L’Associazione Stupenda-Mente presenta l’8 ottobre alle 21.00, al Teatro Biondo di Palermo, lo spettacolo “I dieci passi… A proposito di mafia”.

Foto Dieci Passi

Il progetto prende spunto dal libro “I dieci passi”, edito da ADD e scritto nel 2011 da Mario Conte, giudice palermitano, e Flavio Tranquillo, telecronista sportivo (milanese ma di origine calabresi) di Sky (“Due amici, un magistrato ed un telecronista sportivo si ritrovano a dialogare di mafia partendo dai numerosi anni di esperienza giudiziaria di un giudice siciliano di frontiera. Le loro riflessioni fluiscono in una “originale leggerezza” fornendo così spunti di riflessione utili chiavi di lettura ai non addetti ai lavori.

Lo sport, con la sua etica, disciplina e responsabilità, assurge a metafora per affrontare l’argomento mafia sotto una diversa ottica, schierando in campo la legalità contro l’illegalità, sfatando così alcuni luoghi comuni sull’immagine stereotipata del giudice nella nostra società e lasciando un messaggio di speranza alimentata dalle tensioni morali di un uomo che vuole contribuire al cambiamento della società in cui vive.”).

Il libro, già uscito in due edizioni con oltre 5.000 copie vendute, è stato portato in giro nelle scuole di Palermo e provincia dal giudice Conte, che ha incontrato, con cadenza settimanale per oltre quattro anni, gli studenti delle scuole elementari, medie e superiori della provincia con un progetto sulla legalità realizzato insieme al Provveditorato agli Studi di Palermo, oltre ad andare in giro per l’Italia, talvolta insieme a Tranquillo.

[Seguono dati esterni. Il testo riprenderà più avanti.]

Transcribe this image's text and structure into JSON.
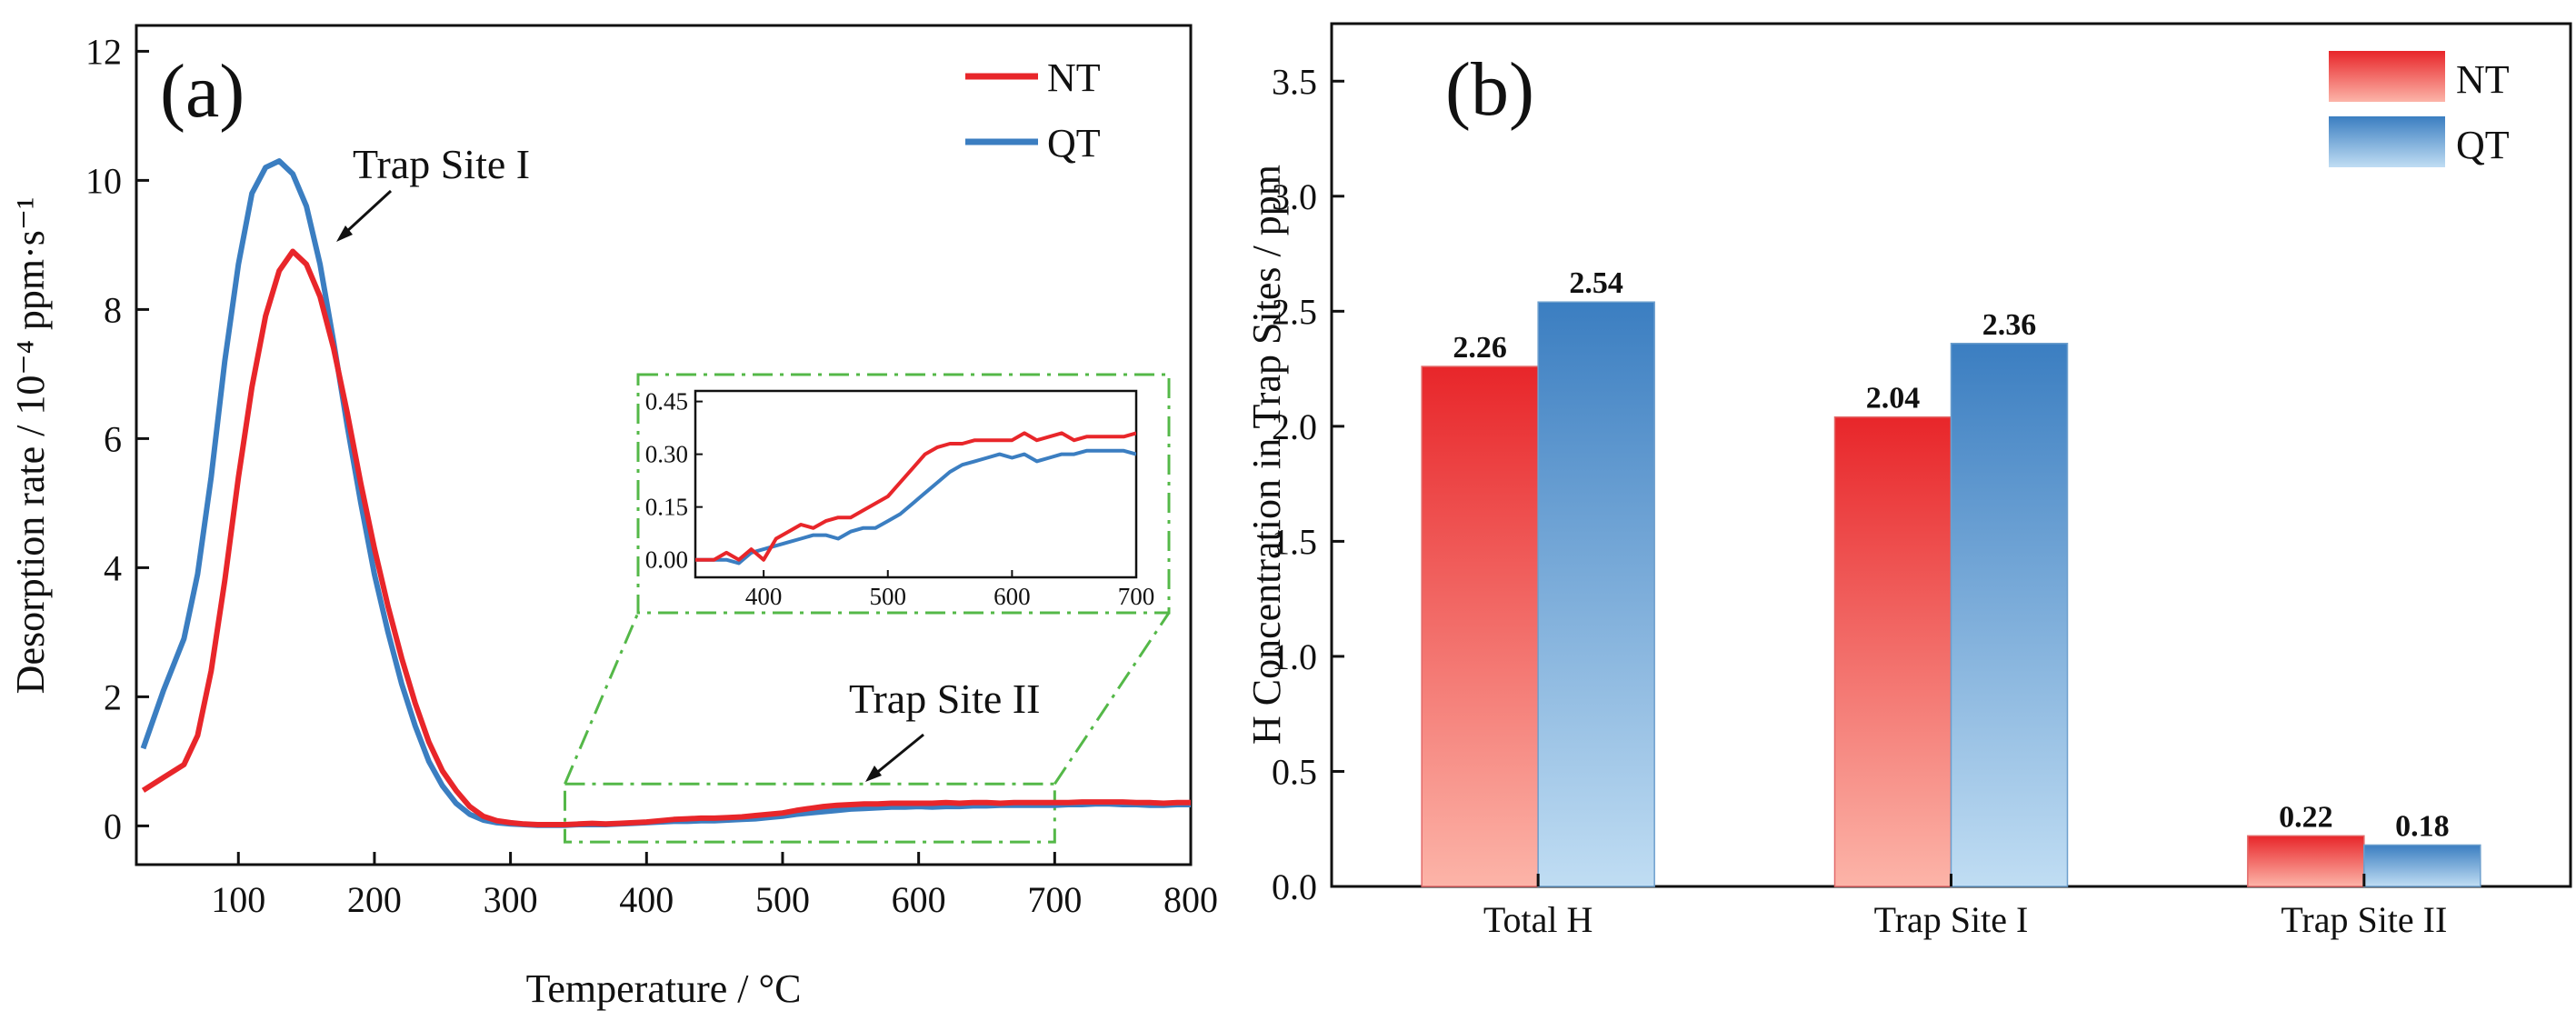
{
  "colors": {
    "nt": "#e8262a",
    "qt": "#3b7ec1",
    "zoom_box": "#54b848"
  },
  "chart_data": [
    {
      "id": "a",
      "type": "line",
      "panel_label": "(a)",
      "xlabel": "Temperature / °C",
      "ylabel": "Desorption rate / 10⁻⁴ ppm·s⁻¹",
      "xlim": [
        25,
        800
      ],
      "ylim": [
        -0.6,
        12.4
      ],
      "xticks": [
        100,
        200,
        300,
        400,
        500,
        600,
        700,
        800
      ],
      "yticks": [
        0,
        2,
        4,
        6,
        8,
        10,
        12
      ],
      "legend": [
        "NT",
        "QT"
      ],
      "legend_position": "top-right",
      "annotations": [
        {
          "text": "Trap Site I",
          "target_x": 165,
          "target_y": 9.0
        },
        {
          "text": "Trap Site II",
          "target_x": 520,
          "target_y": 0.9
        }
      ],
      "series": [
        {
          "name": "NT",
          "x": [
            30,
            45,
            60,
            70,
            80,
            90,
            100,
            110,
            120,
            130,
            140,
            150,
            160,
            170,
            180,
            190,
            200,
            210,
            220,
            230,
            240,
            250,
            260,
            270,
            280,
            290,
            300,
            310,
            320,
            330,
            340,
            350,
            360,
            370,
            380,
            390,
            400,
            410,
            420,
            430,
            440,
            450,
            460,
            470,
            480,
            490,
            500,
            510,
            520,
            530,
            540,
            550,
            560,
            570,
            580,
            590,
            600,
            610,
            620,
            630,
            640,
            650,
            660,
            670,
            680,
            690,
            700,
            710,
            720,
            730,
            740,
            750,
            760,
            770,
            780,
            790,
            800
          ],
          "values": [
            0.55,
            0.75,
            0.95,
            1.4,
            2.4,
            3.8,
            5.4,
            6.8,
            7.9,
            8.6,
            8.9,
            8.7,
            8.2,
            7.4,
            6.4,
            5.3,
            4.3,
            3.4,
            2.6,
            1.9,
            1.3,
            0.85,
            0.55,
            0.3,
            0.15,
            0.08,
            0.05,
            0.03,
            0.02,
            0.02,
            0.02,
            0.03,
            0.04,
            0.03,
            0.04,
            0.05,
            0.06,
            0.08,
            0.1,
            0.11,
            0.12,
            0.12,
            0.13,
            0.14,
            0.16,
            0.18,
            0.2,
            0.24,
            0.27,
            0.3,
            0.32,
            0.33,
            0.34,
            0.34,
            0.35,
            0.35,
            0.35,
            0.35,
            0.36,
            0.35,
            0.36,
            0.36,
            0.35,
            0.36,
            0.36,
            0.36,
            0.36,
            0.36,
            0.37,
            0.37,
            0.37,
            0.37,
            0.36,
            0.36,
            0.35,
            0.36,
            0.36
          ]
        },
        {
          "name": "QT",
          "x": [
            30,
            45,
            60,
            70,
            80,
            90,
            100,
            110,
            120,
            130,
            140,
            150,
            160,
            170,
            180,
            190,
            200,
            210,
            220,
            230,
            240,
            250,
            260,
            270,
            280,
            290,
            300,
            310,
            320,
            330,
            340,
            350,
            360,
            370,
            380,
            390,
            400,
            410,
            420,
            430,
            440,
            450,
            460,
            470,
            480,
            490,
            500,
            510,
            520,
            530,
            540,
            550,
            560,
            570,
            580,
            590,
            600,
            610,
            620,
            630,
            640,
            650,
            660,
            670,
            680,
            690,
            700,
            710,
            720,
            730,
            740,
            750,
            760,
            770,
            780,
            790,
            800
          ],
          "values": [
            1.2,
            2.1,
            2.9,
            3.9,
            5.4,
            7.2,
            8.7,
            9.8,
            10.2,
            10.3,
            10.1,
            9.6,
            8.7,
            7.5,
            6.2,
            5.0,
            3.9,
            3.0,
            2.2,
            1.55,
            1.0,
            0.62,
            0.35,
            0.18,
            0.09,
            0.05,
            0.03,
            0.02,
            0.01,
            0.01,
            0.01,
            0.02,
            0.02,
            0.02,
            0.03,
            0.04,
            0.05,
            0.06,
            0.07,
            0.07,
            0.08,
            0.08,
            0.09,
            0.1,
            0.11,
            0.13,
            0.15,
            0.18,
            0.2,
            0.22,
            0.24,
            0.26,
            0.27,
            0.28,
            0.29,
            0.29,
            0.3,
            0.29,
            0.3,
            0.3,
            0.31,
            0.31,
            0.32,
            0.32,
            0.32,
            0.32,
            0.32,
            0.33,
            0.33,
            0.34,
            0.34,
            0.33,
            0.33,
            0.32,
            0.32,
            0.33,
            0.33
          ]
        }
      ],
      "inset": {
        "source_region": {
          "x": [
            340,
            700
          ],
          "y": [
            -0.25,
            0.65
          ]
        },
        "xlim": [
          345,
          700
        ],
        "ylim": [
          -0.05,
          0.48
        ],
        "xticks": [
          400,
          500,
          600,
          700
        ],
        "yticks": [
          0.0,
          0.15,
          0.3,
          0.45
        ],
        "ytick_labels": [
          "0.00",
          "0.15",
          "0.30",
          "0.45"
        ],
        "series": [
          {
            "name": "NT",
            "x": [
              345,
              360,
              370,
              380,
              390,
              400,
              410,
              420,
              430,
              440,
              450,
              460,
              470,
              480,
              490,
              500,
              510,
              520,
              530,
              540,
              550,
              560,
              570,
              580,
              590,
              600,
              610,
              620,
              630,
              640,
              650,
              660,
              670,
              680,
              690,
              700
            ],
            "values": [
              0.0,
              0.0,
              0.02,
              0.0,
              0.03,
              0.0,
              0.06,
              0.08,
              0.1,
              0.09,
              0.11,
              0.12,
              0.12,
              0.14,
              0.16,
              0.18,
              0.22,
              0.26,
              0.3,
              0.32,
              0.33,
              0.33,
              0.34,
              0.34,
              0.34,
              0.34,
              0.36,
              0.34,
              0.35,
              0.36,
              0.34,
              0.35,
              0.35,
              0.35,
              0.35,
              0.36
            ]
          },
          {
            "name": "QT",
            "x": [
              345,
              360,
              370,
              380,
              390,
              400,
              410,
              420,
              430,
              440,
              450,
              460,
              470,
              480,
              490,
              500,
              510,
              520,
              530,
              540,
              550,
              560,
              570,
              580,
              590,
              600,
              610,
              620,
              630,
              640,
              650,
              660,
              670,
              680,
              690,
              700
            ],
            "values": [
              0.0,
              0.0,
              0.0,
              -0.01,
              0.02,
              0.03,
              0.04,
              0.05,
              0.06,
              0.07,
              0.07,
              0.06,
              0.08,
              0.09,
              0.09,
              0.11,
              0.13,
              0.16,
              0.19,
              0.22,
              0.25,
              0.27,
              0.28,
              0.29,
              0.3,
              0.29,
              0.3,
              0.28,
              0.29,
              0.3,
              0.3,
              0.31,
              0.31,
              0.31,
              0.31,
              0.3
            ]
          }
        ]
      }
    },
    {
      "id": "b",
      "type": "bar",
      "panel_label": "(b)",
      "xlabel": "",
      "ylabel": "H Concentration in Trap Sites / ppm",
      "ylim": [
        0,
        3.75
      ],
      "yticks": [
        0.0,
        0.5,
        1.0,
        1.5,
        2.0,
        2.5,
        3.0,
        3.5
      ],
      "ytick_labels": [
        "0.0",
        "0.5",
        "1.0",
        "1.5",
        "2.0",
        "2.5",
        "3.0",
        "3.5"
      ],
      "categories": [
        "Total H",
        "Trap Site I",
        "Trap Site II"
      ],
      "legend_position": "top-right",
      "series": [
        {
          "name": "NT",
          "values": [
            2.26,
            2.04,
            0.22
          ],
          "labels": [
            "2.26",
            "2.04",
            "0.22"
          ]
        },
        {
          "name": "QT",
          "values": [
            2.54,
            2.36,
            0.18
          ],
          "labels": [
            "2.54",
            "2.36",
            "0.18"
          ]
        }
      ]
    }
  ]
}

Questo ottobre il libro verrà messo in scena grazie alla trasposizione teatrale realizzata da Marcello Alessandra, che con l’associazione Onlus Stupenda-Mente, di cui è presidente, produrrà lo spettacolo “I dieci passi…a proposito di mafia”, che vedrà la sua prima rappresentazione l’8 ottobre al Teatro Biondo di Palermo.

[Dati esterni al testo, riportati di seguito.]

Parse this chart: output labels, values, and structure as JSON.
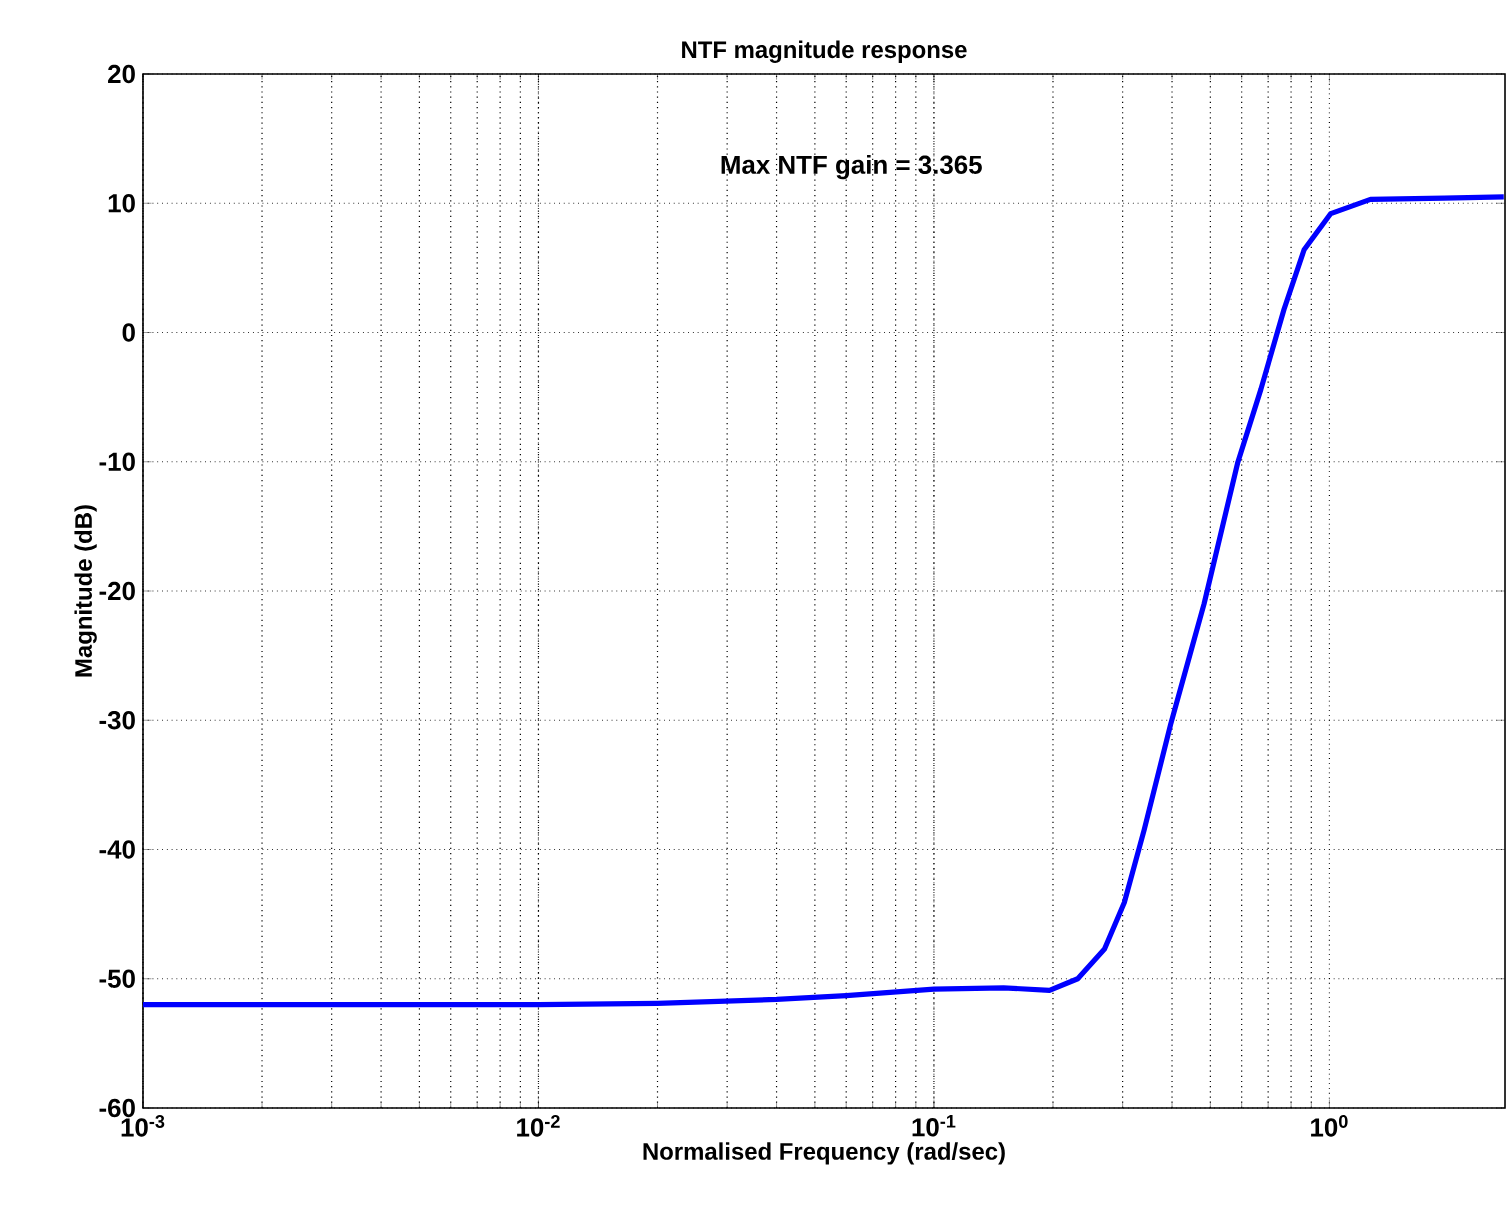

I biglietti possono essere acquistati anche presso la sede di Addiopizzo che sostiene il progetto e sarà presente in occasione della serata.

L’incasso dello spettacolo verrà integralmente utilizzato per cofinanziare le borse di studio del progetto, divise per aree tematiche (Sport, Lingue, Danza, Teatro, Musica, Cucina, Amministrazione, New Media, Arte, Moda), che verranno messe a disposizione dalle aziende locali interessate a partecipare al progetto medesimo.

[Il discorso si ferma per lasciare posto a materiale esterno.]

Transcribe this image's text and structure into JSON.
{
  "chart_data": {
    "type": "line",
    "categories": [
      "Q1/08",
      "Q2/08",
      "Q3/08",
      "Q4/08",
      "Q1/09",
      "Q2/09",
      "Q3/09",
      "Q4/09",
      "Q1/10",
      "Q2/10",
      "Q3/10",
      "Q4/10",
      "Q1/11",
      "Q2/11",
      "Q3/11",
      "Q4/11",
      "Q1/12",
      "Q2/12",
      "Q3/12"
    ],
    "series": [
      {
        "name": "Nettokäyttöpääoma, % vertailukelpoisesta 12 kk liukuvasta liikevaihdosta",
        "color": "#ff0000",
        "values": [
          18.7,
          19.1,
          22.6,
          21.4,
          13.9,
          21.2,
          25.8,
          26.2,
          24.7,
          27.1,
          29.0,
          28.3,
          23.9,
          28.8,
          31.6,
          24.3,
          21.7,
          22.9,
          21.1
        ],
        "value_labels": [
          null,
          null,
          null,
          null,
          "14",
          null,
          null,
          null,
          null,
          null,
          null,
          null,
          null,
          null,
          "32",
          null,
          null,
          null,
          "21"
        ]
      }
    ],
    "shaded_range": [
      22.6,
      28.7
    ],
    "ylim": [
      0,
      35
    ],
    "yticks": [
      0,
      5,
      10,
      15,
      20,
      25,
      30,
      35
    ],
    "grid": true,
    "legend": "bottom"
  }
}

Il progetto – organizzato dal Comune di Palermo con la partecipazione diretta degli assessorati alla Pubblica Istruzione ed alla Cultura, in sinergia con il Provveditorato agli Studi di Palermo – vedrà coinvolti i ragazzi delle scuole medie e superiori di Palermo, i quali, dopo aver assistito ad una delle repliche del lavoro teatrale entro il mese di dicembre, saranno chiamati a sviluppare una breve composizione (breve testo scritto max di 300 parole, componimento poetico, disegno, prodotto multimediale o videoclip) in cui, partendo da una delle dieci parole chiave del libro, parleranno del loro modo di vivere la legalità.